“Untouchable” Indian student’s suicide note: “My birth is my fatal accident”

Indian PhD student Rohith Vemula took his own life on Sunday evening. News of his death and it’s the possible reasons for it have taken India by storm, with many saying that he has become a casualty of India’s caste system. AAISHA DADI PATEL rounds up.

Facebook Dalit suicide

Vemula left a heartbreaking suicide note, articulating the hopelessness that he felt which led him to hang himself in a hostel room at Hyderabad Central University in India.

“The value of a man was reduced to his immediate identity and nearest possibility. To a vote. To a number. To a thing. Never was a man treated as a mind. As a glorious thing made up of star dust. In very field, in studies, in streets, in politics, and in dying and living,” he wrote in his brief letter.

Vemula ended the note by saying, “No one is responsible for my this act of killing myself. No one has instigated me, whether by their acts or by their words to this act. This is my decision and I am the only one responsible for this. Do not trouble my friends and enemies on this after I am gone.”
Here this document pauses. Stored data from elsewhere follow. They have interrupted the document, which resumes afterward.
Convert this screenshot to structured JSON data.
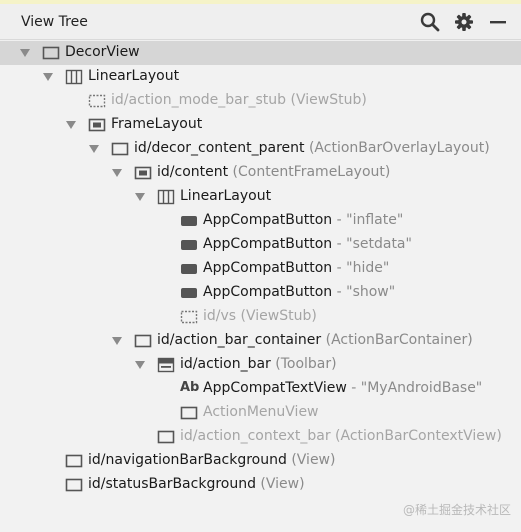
{
  "window": {
    "title": "View Tree"
  },
  "toolbar": {
    "search_icon": "search-icon",
    "settings_icon": "gear-icon",
    "minimize_icon": "minus-icon"
  },
  "tree": [
    {
      "name": "DecorView",
      "icon": "frame-icon",
      "expanded": true,
      "selected": true
    },
    {
      "name": "LinearLayout",
      "icon": "linear-layout-icon",
      "expanded": true
    },
    {
      "name": "id/action_mode_bar_stub",
      "detail": " (ViewStub)",
      "icon": "viewstub-icon",
      "disabled": true
    },
    {
      "name": "FrameLayout",
      "icon": "framelayout-icon",
      "expanded": true
    },
    {
      "name": "id/decor_content_parent",
      "detail": " (ActionBarOverlayLayout)",
      "icon": "frame-icon",
      "expanded": true
    },
    {
      "name": "id/content",
      "detail": " (ContentFrameLayout)",
      "icon": "framelayout-icon",
      "expanded": true
    },
    {
      "name": "LinearLayout",
      "icon": "linear-layout-icon",
      "expanded": true
    },
    {
      "name": "AppCompatButton",
      "detail": " - \"inflate\"",
      "icon": "button-icon"
    },
    {
      "name": "AppCompatButton",
      "detail": " - \"setdata\"",
      "icon": "button-icon"
    },
    {
      "name": "AppCompatButton",
      "detail": " - \"hide\"",
      "icon": "button-icon"
    },
    {
      "name": "AppCompatButton",
      "detail": " - \"show\"",
      "icon": "button-icon"
    },
    {
      "name": "id/vs",
      "detail": " (ViewStub)",
      "icon": "viewstub-icon",
      "disabled": true
    },
    {
      "name": "id/action_bar_container",
      "detail": " (ActionBarContainer)",
      "icon": "frame-icon",
      "expanded": true
    },
    {
      "name": "id/action_bar",
      "detail": " (Toolbar)",
      "icon": "toolbar-icon",
      "expanded": true
    },
    {
      "name": "AppCompatTextView",
      "detail": " - \"MyAndroidBase\"",
      "icon": "textview-icon",
      "icon_text": "Ab"
    },
    {
      "name": "ActionMenuView",
      "icon": "frame-icon",
      "disabled": true
    },
    {
      "name": "id/action_context_bar",
      "detail": " (ActionBarContextView)",
      "icon": "frame-icon",
      "disabled": true
    },
    {
      "name": "id/navigationBarBackground",
      "detail": " (View)",
      "icon": "frame-icon"
    },
    {
      "name": "id/statusBarBackground",
      "detail": " (View)",
      "icon": "frame-icon"
    }
  ],
  "watermark": "@稀土掘金技术社区"
}
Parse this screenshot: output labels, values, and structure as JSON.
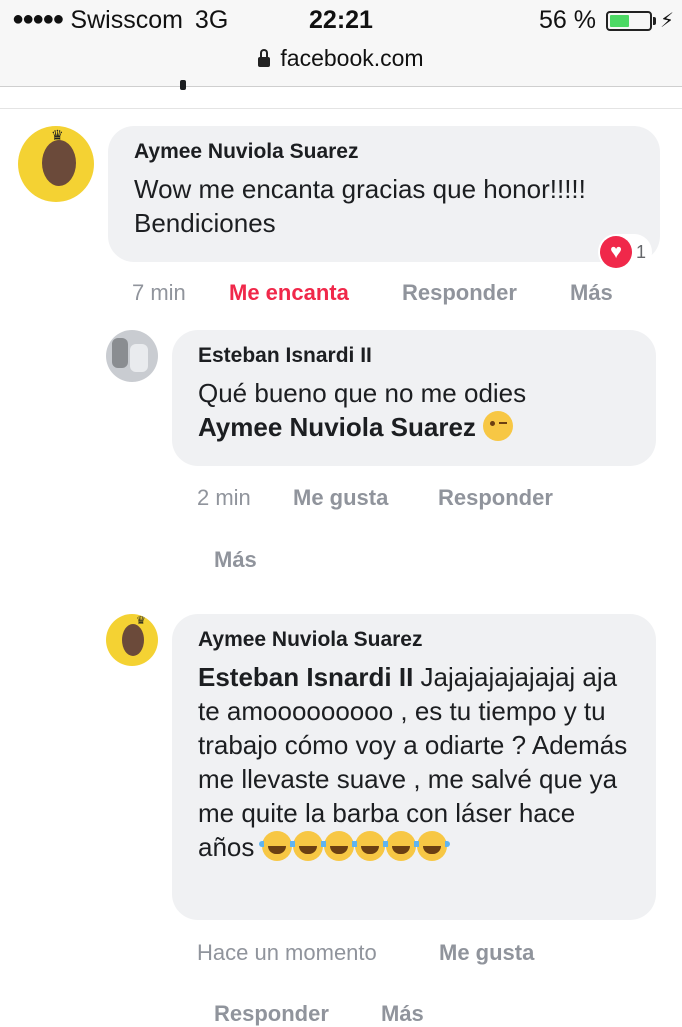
{
  "status_bar": {
    "carrier": "Swisscom",
    "network": "3G",
    "time": "22:21",
    "battery_percent": "56 %",
    "battery_level": 0.56
  },
  "browser": {
    "url": "facebook.com"
  },
  "comments": [
    {
      "author": "Aymee Nuviola Suarez",
      "text": "Wow me encanta gracias que honor!!!!! Bendiciones",
      "reaction": {
        "icon": "heart-icon",
        "count": "1",
        "color": "#f0284a"
      },
      "time": "7 min",
      "like_label": "Me encanta",
      "reply_label": "Responder",
      "more_label": "Más"
    },
    {
      "author": "Esteban Isnardi II",
      "text": "Qué bueno que no me odies",
      "mention": "Aymee Nuviola Suarez",
      "emoji": "wink-emoji",
      "time": "2 min",
      "like_label": "Me gusta",
      "reply_label": "Responder",
      "more_label": "Más"
    },
    {
      "author": "Aymee Nuviola Suarez",
      "mention": "Esteban Isnardi II",
      "text": "Jajajajajajajaj aja te amooooooooo , es tu tiempo y tu trabajo cómo voy a odiarte ? Además me llevaste suave , me salvé que ya me quite la barba con láser hace años",
      "emoji": "tears-of-joy-emoji",
      "emoji_count": 6,
      "time": "Hace un momento",
      "like_label": "Me gusta",
      "reply_label": "Responder",
      "more_label": "Más"
    }
  ],
  "colors": {
    "bubble": "#f0f1f3",
    "love_action": "#f0284a",
    "action_text": "#90949c"
  }
}
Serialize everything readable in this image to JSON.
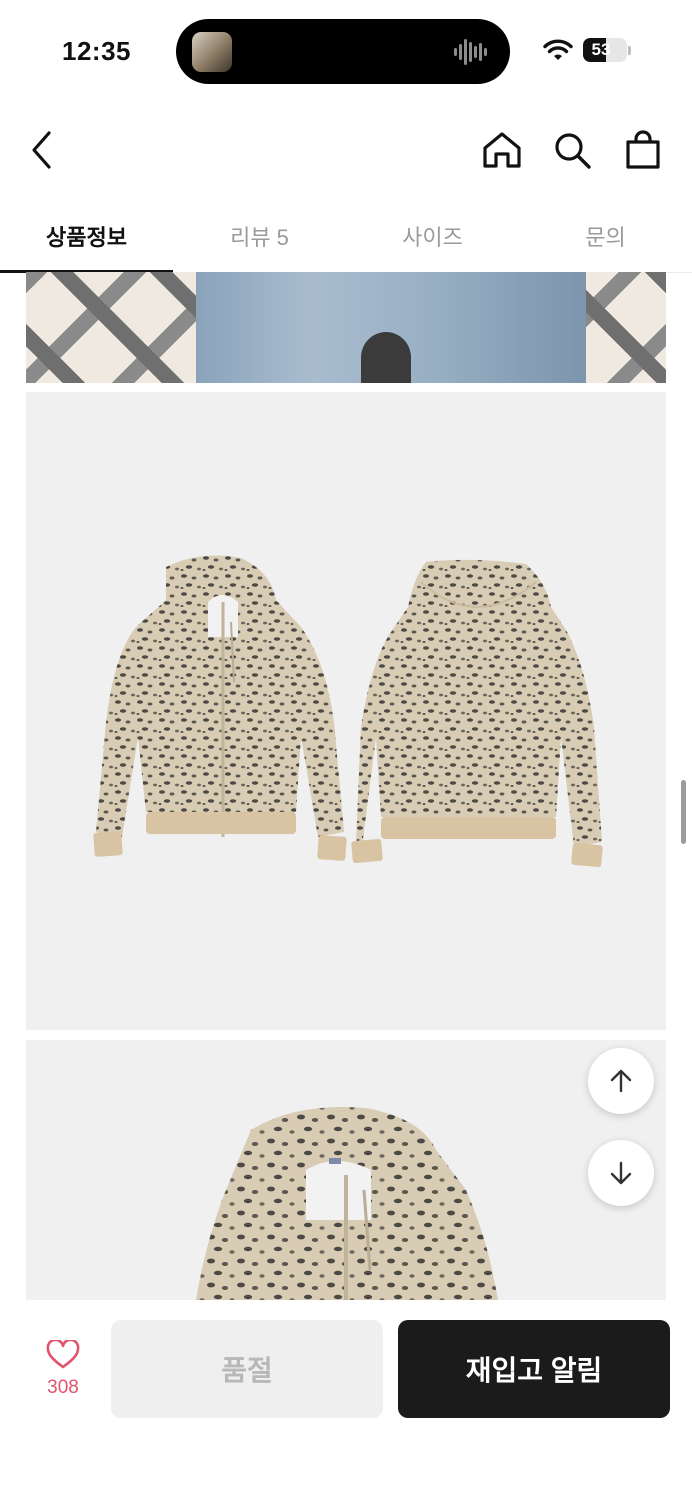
{
  "status_bar": {
    "time": "12:35",
    "battery": "53",
    "battery_level_percent": 53
  },
  "nav": {
    "back_icon": "chevron-left-icon",
    "home_icon": "home-icon",
    "search_icon": "search-icon",
    "cart_icon": "shopping-bag-icon"
  },
  "tabs": [
    {
      "label": "상품정보",
      "active": true
    },
    {
      "label": "리뷰 5",
      "active": false
    },
    {
      "label": "사이즈",
      "active": false
    },
    {
      "label": "문의",
      "active": false
    }
  ],
  "floating": {
    "up_icon": "arrow-up-icon",
    "down_icon": "arrow-down-icon"
  },
  "bottom": {
    "like_icon": "heart-icon",
    "like_count": "308",
    "soldout_label": "품절",
    "restock_label": "재입고 알림"
  },
  "colors": {
    "accent_heart": "#e0556b",
    "primary_button": "#1b1b1b",
    "disabled_button": "#efefef",
    "leopard_base": "#d9ccb4",
    "leopard_spot": "#4b4a44"
  }
}
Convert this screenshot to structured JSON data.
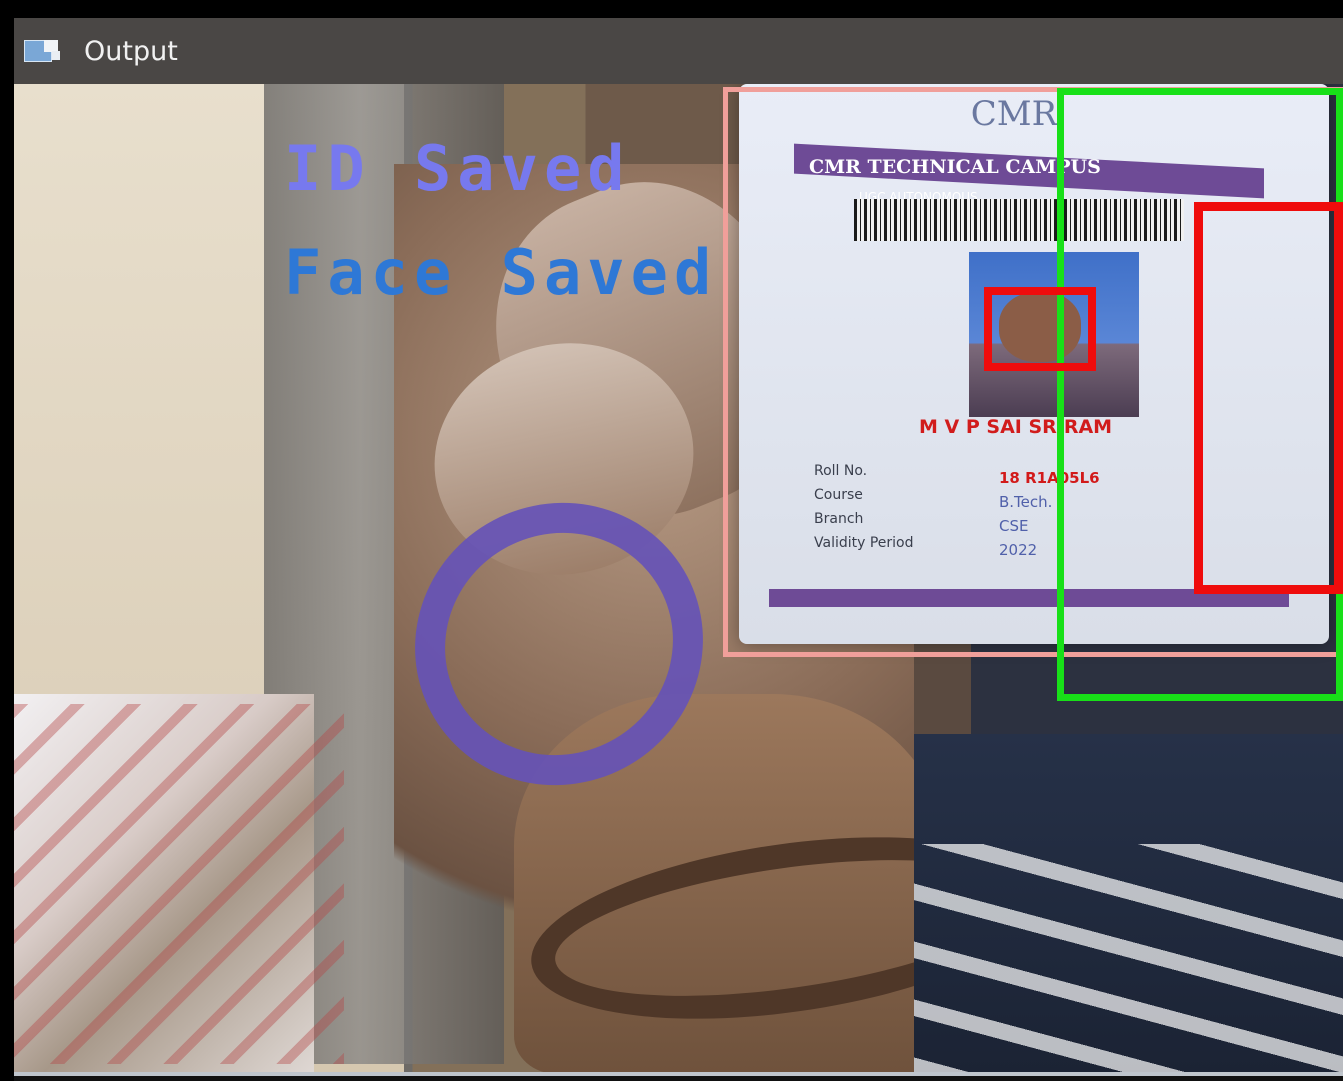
{
  "window": {
    "title": "Output",
    "app_icon": "window-icon"
  },
  "overlay_text": {
    "id_status": "ID Saved",
    "face_status": "Face Saved"
  },
  "card": {
    "brand_top": "CMR",
    "header": "CMR TECHNICAL CAMPUS",
    "sub_header": "UGC AUTONOMOUS",
    "name": "M V P SAI SRIRAM",
    "fields": [
      "Roll No.",
      "Course",
      "Branch",
      "Validity Period"
    ],
    "values": [
      "18 R1A05L6",
      "B.Tech.",
      "CSE",
      "2022"
    ]
  },
  "colors": {
    "title_bar": "#4a4745",
    "id_text": "#7779ee",
    "face_text": "#2e78d6",
    "card_box": "#f09f9a",
    "green_box": "#18e018",
    "red_box": "#ef0c0c"
  }
}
Many are saying that Vemula’s desolation stemmed from his suspension from the university, following charges of physical assault which had been proven to be fabricated. India Today reports, “Despite both the Medical Officer and the Duty Security Officer confirming the absence of any physical attack”, the final decision of the proctorial board was that Vemula and four other Dalit students be suspended from the university.

Although the decision was later revoked subject to a new inquiry being made by the vice-chancellor, the inquiry was never done and the ruling stuck.

The caste system in India is emblematic of systemic structural inequality. Rohith Vemula was a dalit – the “untouchables” – the lowest level of the caste system. Prejudice against people of lower castes remains a reality in Indian society, and Vemula has become one of its victims.